Initially, we need to forgive ourselves as a prelude to being able to forgive another. This is a hard enough task for most people. without self-love, we will struggle with forgiving our parents.

Most of us are unlikely to be tasked with forgiving a murderer, or other cruel and sadistic damaged humans. More than likely it will be related to forgiving a parent or carer from our youth. and the suppression of our anger will be the price we paid at the time.

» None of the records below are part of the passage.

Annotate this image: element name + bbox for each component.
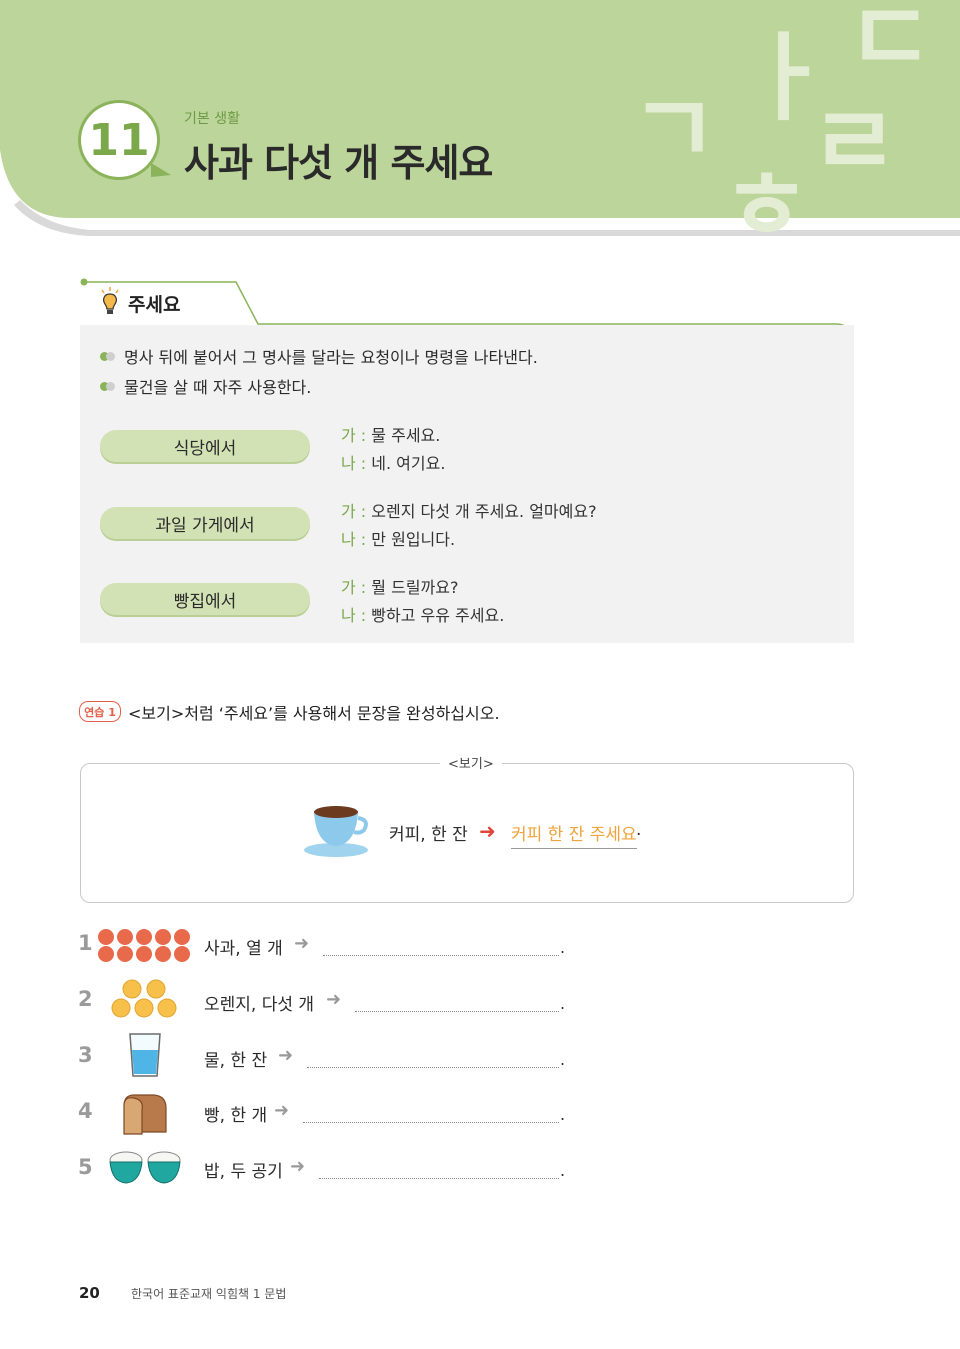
- dialog-text: 물 주세요.: [366, 426, 441, 445]
- arrow-icon: ➜: [294, 933, 310, 954]
- bullet-dot-icon: [100, 352, 116, 361]
- item-period: .: [560, 1105, 566, 1124]
- oranges-icon: [111, 979, 177, 1018]
- water-glass-icon: [129, 1033, 161, 1077]
- dialog-line: 나 : 빵하고 우유 주세요.: [341, 602, 504, 626]
- arrow-icon: ➜: [326, 989, 342, 1010]
- answer-blank[interactable]: [303, 1122, 559, 1123]
- dialog-line: 가 : 오렌지 다섯 개 주세요. 얼마예요?: [341, 498, 597, 522]
- speaker-label: 나 :: [341, 530, 367, 549]
- section-title: 주세요: [128, 294, 181, 316]
- item-period: .: [560, 1050, 566, 1069]
- example-prompt: 커피, 한 잔: [389, 825, 468, 845]
- bullet-text: 물건을 살 때 자주 사용한다.: [124, 378, 312, 397]
- answer-blank[interactable]: [307, 1067, 559, 1068]
- item-prompt: 오렌지, 다섯 개: [204, 995, 315, 1015]
- deco-letter-hieut: ㅎ: [722, 150, 811, 262]
- dialog-line: 가 : 물 주세요.: [341, 422, 440, 446]
- arrow-icon: ➜: [274, 1100, 290, 1121]
- grammar-bullet: 물건을 살 때 자주 사용한다.: [100, 374, 311, 398]
- example-period: .: [636, 820, 642, 840]
- grammar-bullet: 명사 뒤에 붙어서 그 명사를 달라는 요청이나 명령을 나타낸다.: [100, 344, 538, 368]
- item-prompt: 물, 한 잔: [204, 1051, 268, 1071]
- lesson-category: 기본 생활: [184, 111, 240, 127]
- arrow-icon: ➜: [278, 1045, 294, 1066]
- bread-icon: [123, 1094, 167, 1135]
- dialog-text: 뭘 드릴까요?: [366, 578, 459, 597]
- dialog-text: 네. 여기요.: [366, 454, 446, 473]
- deco-letter-rieul: ㄹ: [810, 86, 899, 198]
- speaker-label: 가 :: [341, 502, 367, 521]
- red-arrow-icon: ➜: [479, 819, 496, 843]
- item-number: 2: [78, 987, 93, 1011]
- coffee-cup-icon: [304, 806, 368, 857]
- item-number: 3: [78, 1043, 93, 1067]
- answer-blank[interactable]: [319, 1178, 559, 1179]
- bullet-dot-icon: [100, 382, 116, 391]
- place-label-restaurant: 식당에서: [100, 430, 310, 462]
- deco-letter-giyeok: ㄱ: [630, 74, 719, 186]
- bullet-text: 명사 뒤에 붙어서 그 명사를 달라는 요청이나 명령을 나타낸다.: [124, 348, 538, 367]
- lesson-number: 11: [88, 114, 150, 166]
- practice-badge: 연습 1: [79, 701, 121, 722]
- item-period: .: [560, 1161, 566, 1180]
- item-period: .: [560, 994, 566, 1013]
- dialog-line: 가 : 뭘 드릴까요?: [341, 574, 458, 598]
- dialog-text: 빵하고 우유 주세요.: [366, 606, 505, 625]
- item-number: 5: [78, 1155, 93, 1179]
- item-period: .: [560, 938, 566, 957]
- apples-icon: [98, 929, 190, 962]
- dialog-text: 오렌지 다섯 개 주세요. 얼마예요?: [366, 502, 597, 521]
- answer-blank[interactable]: [323, 955, 559, 956]
- speaker-label: 가 :: [341, 426, 367, 445]
- page-number: 20: [79, 1284, 100, 1302]
- lightbulb-icon: [101, 287, 119, 314]
- speaker-label: 나 :: [341, 454, 367, 473]
- lesson-header: ㄱ ㅏ ㄷ ㄹ ㅎ 11 기본 생활 사과 다섯 개 주세요: [0, 0, 960, 262]
- lesson-title: 사과 다섯 개 주세요: [184, 141, 493, 185]
- example-answer: 커피 한 잔 주세요: [511, 825, 637, 845]
- item-number: 4: [78, 1099, 93, 1123]
- place-label-fruit-store: 과일 가게에서: [100, 507, 310, 539]
- place-label-bakery: 빵집에서: [100, 583, 310, 615]
- speaker-label: 가 :: [341, 578, 367, 597]
- item-number: 1: [78, 931, 93, 955]
- rice-bowls-icon: [109, 1151, 181, 1184]
- answer-blank[interactable]: [355, 1011, 559, 1012]
- item-prompt: 사과, 열 개: [204, 939, 283, 959]
- dialog-line: 나 : 만 원입니다.: [341, 526, 455, 550]
- example-label: <보기>: [440, 753, 502, 772]
- practice-instruction: <보기>처럼 ‘주세요’를 사용해서 문장을 완성하십시오.: [128, 704, 500, 723]
- item-prompt: 밥, 두 공기: [204, 1162, 283, 1182]
- answer-underline: [511, 848, 637, 849]
- arrow-icon: ➜: [290, 1156, 306, 1177]
- book-title: 한국어 표준교재 익힘책 1 문법: [131, 1287, 287, 1301]
- item-prompt: 빵, 한 개: [204, 1106, 268, 1126]
- dialog-line: 나 : 네. 여기요.: [341, 450, 445, 474]
- dialog-text: 만 원입니다.: [366, 530, 456, 549]
- speaker-label: 나 :: [341, 606, 367, 625]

It is important to forgive them if we are to re-own our righteous anger.

Remember Anger is another word for self-worth and the defining of our boundaries which we are willing to protect at any cost.

How do we forgive a parent/carer? Well, with great difficulty, we harbor a lot of pain and that needs to be experienced and released. We then need to appreciate that our parents are the result of their parents and so forth. We have all been damaged by the previous generation, they more than likely did their best for us within their limitations. But I assure you that within their psyche there was a part that truly loved you.

Look at yourself, you are damaged, there are parts of you you dislike, and there is a part of you that loves your children. Your parents were probably even more dysfunctional than you, there will nevertheless be a part of them that truly loved you.

To forgive does not imply condoning someone’s behavior. We forgive because we place ourselves in their shoes and appreciate that they are broken, as we all are. But they may be too broken for us to continue any involvement with them for it is important to value ourselves first.